Nope, the ammo mass is entirely ammo or nearly so. Any of the feed mechanism is accounted for in the weapon's mass.
8 shots per ton is a balance mechanism. There is some give on the construction statistics.
Take Arrow IV for example, its a 15 ton launcher plus 5 shots per ton, yet normally depicted as a 5 shot 16 ton missile launcher, rarely with more ammo than that. Most set ups don't even have a feed mechanism, just five tubes, all full.
Arrow technology possibly varies, the Capcon uses over big rockets on a simpler firing rail in the Catapult, Clan Wolf might use more compact rockets in a more complex mechanism in the Naga. It amalgamates into the same thing.
Or how about vehicle design, the engine mass is for the engine, foot down on canon there, and the transmission is made of thin air. The additional mass for tracks is calculated indirectly through modifiers to engine mass in suspension levels, and this value is further diluted if the vehicle has a fusion engine, which presumably doesnt effect transmission mass much. Consequently it is wrong to take anything other than a holistic approach.
Back to the gauss rifle for a further explanation.
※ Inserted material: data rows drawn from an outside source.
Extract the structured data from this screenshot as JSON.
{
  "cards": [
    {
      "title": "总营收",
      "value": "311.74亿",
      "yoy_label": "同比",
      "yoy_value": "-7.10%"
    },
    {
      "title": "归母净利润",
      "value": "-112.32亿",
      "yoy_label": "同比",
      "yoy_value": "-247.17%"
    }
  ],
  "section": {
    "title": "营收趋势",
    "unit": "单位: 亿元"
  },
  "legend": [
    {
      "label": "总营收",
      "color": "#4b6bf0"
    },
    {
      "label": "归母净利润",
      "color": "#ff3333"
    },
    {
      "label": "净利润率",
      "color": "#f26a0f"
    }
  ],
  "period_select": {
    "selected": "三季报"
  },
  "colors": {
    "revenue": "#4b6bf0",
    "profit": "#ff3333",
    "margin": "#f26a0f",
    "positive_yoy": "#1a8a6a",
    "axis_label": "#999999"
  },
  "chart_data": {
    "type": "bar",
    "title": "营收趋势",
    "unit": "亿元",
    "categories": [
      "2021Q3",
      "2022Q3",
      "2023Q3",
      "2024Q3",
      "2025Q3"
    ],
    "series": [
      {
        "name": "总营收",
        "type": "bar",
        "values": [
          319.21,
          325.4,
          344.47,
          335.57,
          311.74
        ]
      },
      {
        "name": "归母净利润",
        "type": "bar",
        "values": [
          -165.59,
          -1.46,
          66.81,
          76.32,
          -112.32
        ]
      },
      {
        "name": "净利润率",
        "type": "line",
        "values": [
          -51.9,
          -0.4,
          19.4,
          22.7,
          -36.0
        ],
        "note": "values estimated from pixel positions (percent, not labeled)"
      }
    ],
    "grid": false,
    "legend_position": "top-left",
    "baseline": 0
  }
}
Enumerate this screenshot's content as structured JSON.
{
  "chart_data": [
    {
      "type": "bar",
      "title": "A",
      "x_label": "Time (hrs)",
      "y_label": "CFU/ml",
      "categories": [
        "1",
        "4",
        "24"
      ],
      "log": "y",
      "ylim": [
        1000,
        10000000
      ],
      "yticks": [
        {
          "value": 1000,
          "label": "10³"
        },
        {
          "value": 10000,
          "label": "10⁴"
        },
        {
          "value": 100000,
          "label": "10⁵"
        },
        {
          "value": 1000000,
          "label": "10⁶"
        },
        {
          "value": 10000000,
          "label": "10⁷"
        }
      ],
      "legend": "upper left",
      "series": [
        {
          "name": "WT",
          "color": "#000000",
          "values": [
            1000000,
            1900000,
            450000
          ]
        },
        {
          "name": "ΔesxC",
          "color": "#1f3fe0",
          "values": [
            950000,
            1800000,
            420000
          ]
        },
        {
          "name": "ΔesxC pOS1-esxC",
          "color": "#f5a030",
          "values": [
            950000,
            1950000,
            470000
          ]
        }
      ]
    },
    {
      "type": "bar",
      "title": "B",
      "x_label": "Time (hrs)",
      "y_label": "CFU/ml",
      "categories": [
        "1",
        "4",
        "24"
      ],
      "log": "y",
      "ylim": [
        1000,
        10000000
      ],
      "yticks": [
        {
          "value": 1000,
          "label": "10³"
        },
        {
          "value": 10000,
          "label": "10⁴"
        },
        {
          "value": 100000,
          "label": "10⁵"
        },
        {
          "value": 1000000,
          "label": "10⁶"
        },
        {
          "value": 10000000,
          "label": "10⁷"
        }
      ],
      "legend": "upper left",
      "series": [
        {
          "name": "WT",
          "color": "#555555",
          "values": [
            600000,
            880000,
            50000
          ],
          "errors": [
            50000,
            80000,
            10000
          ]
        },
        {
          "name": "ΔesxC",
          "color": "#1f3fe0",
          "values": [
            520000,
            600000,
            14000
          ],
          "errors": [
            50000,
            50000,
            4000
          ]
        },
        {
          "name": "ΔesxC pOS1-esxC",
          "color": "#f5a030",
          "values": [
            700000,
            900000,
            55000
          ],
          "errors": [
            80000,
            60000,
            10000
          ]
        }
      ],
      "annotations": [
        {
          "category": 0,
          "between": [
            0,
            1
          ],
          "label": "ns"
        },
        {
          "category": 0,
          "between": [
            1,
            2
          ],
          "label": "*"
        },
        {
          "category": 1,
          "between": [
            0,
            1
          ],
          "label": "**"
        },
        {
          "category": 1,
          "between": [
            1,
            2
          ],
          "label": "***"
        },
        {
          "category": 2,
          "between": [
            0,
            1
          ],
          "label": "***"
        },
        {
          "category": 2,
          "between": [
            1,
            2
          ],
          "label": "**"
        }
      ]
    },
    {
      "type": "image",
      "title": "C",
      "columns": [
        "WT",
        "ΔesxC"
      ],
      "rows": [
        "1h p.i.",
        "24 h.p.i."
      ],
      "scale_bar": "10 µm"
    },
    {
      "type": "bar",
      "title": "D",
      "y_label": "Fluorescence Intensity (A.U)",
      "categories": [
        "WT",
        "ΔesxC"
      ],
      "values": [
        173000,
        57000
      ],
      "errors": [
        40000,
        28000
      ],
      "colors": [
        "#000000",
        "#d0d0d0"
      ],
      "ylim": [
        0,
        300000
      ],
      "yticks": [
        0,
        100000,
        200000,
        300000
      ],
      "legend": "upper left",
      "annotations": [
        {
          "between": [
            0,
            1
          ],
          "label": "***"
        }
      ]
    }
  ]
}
If a guass rifle is arm mounted with torso mounted ammo the ammo feed will weigh more and take more space than if the ammo magazine was in the arm adjacent to the gauss rifle. however this mass is amalgamated and simplified and it works as is. By it also means that you have to accept that the mass of the weapon and its ammo is the mass of the weapon and its ammo and it might not be possible to subdivide this down. With so many variables to add we cannot just take the mass of a ton of gauss ammo and divide it by eight to get an estimate of shot mass. Place that ammo two locations away from the weapon and it might take a sizable proportion of the tons allocation for additional feed mechanism to get there.
If this is not enough consider a targeting computer. Why would a targeting computer for a gauss rifle weigh more than one for a small laser, its software right? On a computer board in the main control hardware. targeting computer might cost a lot but its mass is negligible, however the targeting computers mass comes from the fine control waldos it uses to auto correct aim for you which will weigh more to zero in a gauss rifle for target assist more than it would for a small laser. We could accurately consider a targeting computer as a 0 mass 0 critical slot component in the head, but with additional mass in fine adjustment waldos all over the mech, but we call it all 'targeting computer'.